Image Source: Goodreads
“It was no wonder we were supposed to be so slender as to shade into nonexistence,” Solnit remarks. This line, in particular, I found most haunting. Much like Roxane Gay, the author of Hunger, Solnit approaches beauty and conventional femininity in a frank and sober manner, eluding romanticization and echoic angles. She allows the nature of her critique to complement her exploration of gender politics and female omission, and offer a refreshing perspective.
Not only does Solnit capture bodily violence and violation, she also explores the correlation between projected beauty standards and female erasure and dismissal.

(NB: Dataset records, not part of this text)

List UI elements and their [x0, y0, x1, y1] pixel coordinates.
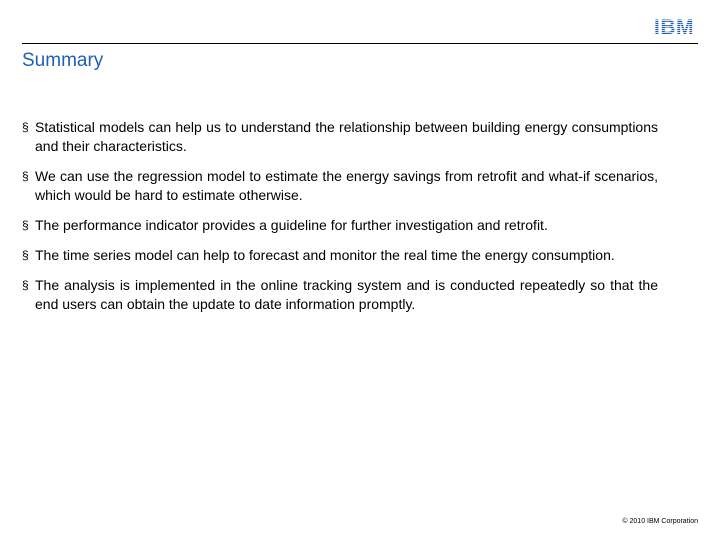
bullet-text: Statistical models can help us to understand the relationship between building energy consumptions and their characteristics. [35, 119, 658, 154]
bullet-text: The time series model can help to forecast and monitor the real time the energy consumption. [35, 247, 615, 263]
copyright-footer: © 2010 IBM Corporation [622, 518, 698, 525]
bullet-list [22, 118, 658, 325]
bullet-text: The performance indicator provides a guideline for further investigation and retrofit. [35, 217, 548, 233]
bullet-marker: § [22, 278, 29, 292]
bullet-marker: § [22, 248, 29, 262]
list-item [22, 118, 658, 156]
bullet-text: The analysis is implemented in the online tracking system and is conducted repeatedly so that the end users can obtain the update to date information promptly. [35, 277, 658, 312]
page-title: Summary [22, 50, 104, 71]
ibm-logo-text: IBM [654, 17, 694, 37]
bullet-marker: § [22, 120, 29, 134]
bullet-text: We can use the regression model to estimate the energy savings from retrofit and what-if scenarios, which would be hard to estimate otherwise. [35, 168, 658, 203]
list-item [22, 216, 658, 235]
bullet-marker: § [22, 218, 29, 232]
bullet-marker: § [22, 169, 29, 183]
list-item [22, 246, 658, 265]
list-item [22, 276, 658, 314]
list-item [22, 167, 658, 205]
header-rule [22, 43, 698, 44]
ibm-logo [650, 17, 698, 37]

By fusing the two together, she persuades readers to consider how women’s ideal physical presence — or lack thereof — has emerged from, and thus perpetuates, our absence, both physically and psychologically. Solnit suggests that male dismissal casts women as submissive, weak figures and in turn influences thin beauty expectations, compelling women to remain mere silhouettes.
The photograph of Solnit featured on the cover is a mesmerizing addition. As eerie as the image is seductive, Solnit writes of her “trying to take shelter in [her] shadow” as her body shrinks away from the camera while her head remains more curious and allowing. Slightly blurred and darkened, the photograph is a powerful — but melancholy — encapsulation of her youthful trepidation and early exposure to male violence. If we continue to focus on perspectives like Solnit’s, in all their intensity and realism, and forgo the glamour and vain enhancement our society endorses, we might just be able to reclaim and redefine our presence and, in turn, resist shading into oblivion.